The bill language originated as a bill (S-745) introduced by Sen. Michael Bennet (D-Colo.) and co-sponsored by Mark Udall (also D-Colo.), Ron Wyden (D-Ore.) and Max Baucus (D-China). S-745 got no hearings, but was simply logrolled whole cloth into the Farm Bill – that is, the Democratic-run Senate’s substitute for the Republican House version in July 2013, passed by “unanimous consent.” The House tried to amend things back, the Senate refused – which is why things dragged out so long.

In a nutshell, the hoopla is over a minor amendment to the watered-down Bush-era Healthy Forest Restoration Act (that hasn’t restored much) of 2003, with the big difference being a “hard” annual appropriation of $200 million instead of HFRA’s existing “such sums as are necessary” wording.

In theory, categorical exclusions for bug-kill forests might help matters – especially in terms of time wasted on National Environmental Policy Act (NEPA) paperwork. On April 15, the General Accountability Office released a NEPA cost-benefit report (requested by two really green Democrats) that has lots of good stuff, worthy of a column all by itself, but for now, here’s GAO’s deal:

The GAO found that federal environmental impact statements (EIS) needed an average of 4.6 years. Environmental assessments (EA) took 13 months. Categorical Exclusions (CE or Catex) required one day to six months, depending on the agency. Forest Service? EISs, they did not have data. For EAs, 18 months. CEs? 177 days.

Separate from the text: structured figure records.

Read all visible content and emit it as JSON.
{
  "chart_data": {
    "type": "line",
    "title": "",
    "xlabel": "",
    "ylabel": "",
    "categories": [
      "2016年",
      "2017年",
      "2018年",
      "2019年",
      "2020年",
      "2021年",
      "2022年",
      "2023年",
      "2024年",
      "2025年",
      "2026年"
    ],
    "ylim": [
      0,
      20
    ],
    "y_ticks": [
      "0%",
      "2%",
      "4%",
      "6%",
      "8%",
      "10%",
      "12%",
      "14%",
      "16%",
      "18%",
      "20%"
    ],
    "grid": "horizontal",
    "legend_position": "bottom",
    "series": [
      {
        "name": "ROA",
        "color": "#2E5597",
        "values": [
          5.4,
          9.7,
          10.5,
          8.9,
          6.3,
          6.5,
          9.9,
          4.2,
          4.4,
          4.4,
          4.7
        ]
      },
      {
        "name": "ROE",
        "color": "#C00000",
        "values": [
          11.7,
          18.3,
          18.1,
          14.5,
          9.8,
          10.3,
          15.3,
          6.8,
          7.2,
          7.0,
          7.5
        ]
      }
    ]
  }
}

But these Farm Bill CEs won’t be a blank check. Work will only be allowed in cases of “substantially increased tree mortality” or “dieback” due to bug kill. Wilderness areas, Congressional wilderness study areas, and otherwise congressionally restricted lands are exempt, and work must be done consistent with forest plans. No new permanent roads can be built, just old ones “may” be maintained. Temporary roads “shall” be ripped out within three years.

Plus, litigation is almost guaranteed, especially on matters of “extraordinary circumstances” concerning effects upon “endangered species, protected cultural sites, and wetlands.” All the CE might do is get the litigants into the courtroom faster. Getting out? Who knows?

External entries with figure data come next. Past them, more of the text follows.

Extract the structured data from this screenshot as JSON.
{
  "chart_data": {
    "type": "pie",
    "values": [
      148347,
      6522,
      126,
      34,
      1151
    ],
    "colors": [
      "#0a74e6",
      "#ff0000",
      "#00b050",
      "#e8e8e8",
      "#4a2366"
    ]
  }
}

Realistically, $200 million a year on 41 million acres spreads the cash pretty thin – five bucks an acre per year. A program that loses $100 per acre could still treat 2 million acres a year – but while everyone talks about this being a 15-year deal, the fact is, each Farm Bill is a FIVE-year authorization.

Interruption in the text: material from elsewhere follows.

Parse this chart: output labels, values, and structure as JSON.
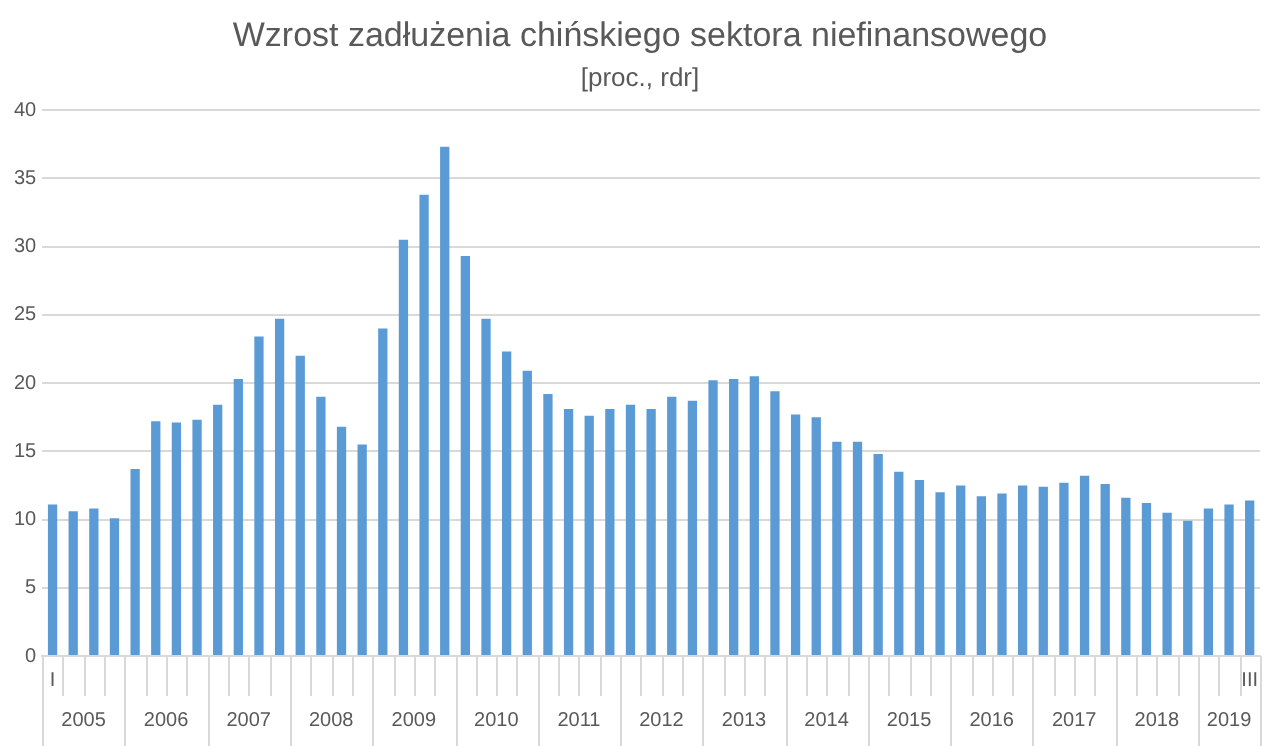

Then we have the unanswered question of which states will actually get approved and funded. Importantly, two of the four Democratic backers hail from Colorado – with Mark Udall up for a vicious re-election fight in 2014. Colorado has 3 million acres of dead pine, a gutted forestry sector, and has suffered a wave of spectacular fires that destroyed many high-dollar homes and terrorized lots of voters.

Frankly, it’s a pretty darn safe bet that the esteemed gentlemen from Colorado will make sure that Colorado is first in line for its share of the $200 million. They have no reason to care much about the per-acre cost and whether other states might get shafted – they have elections to win right now.

So, what does Bullock’s announcement really mean? Well, one of my logger buddies nailed it – he said there’s a big difference between asking and getting. Until he feels trees hitting the ground and watches them loaded onto trucks to Montana mills, he’ll treat Bullock’s Farm Bill announcement like most politics – more smoke on the water.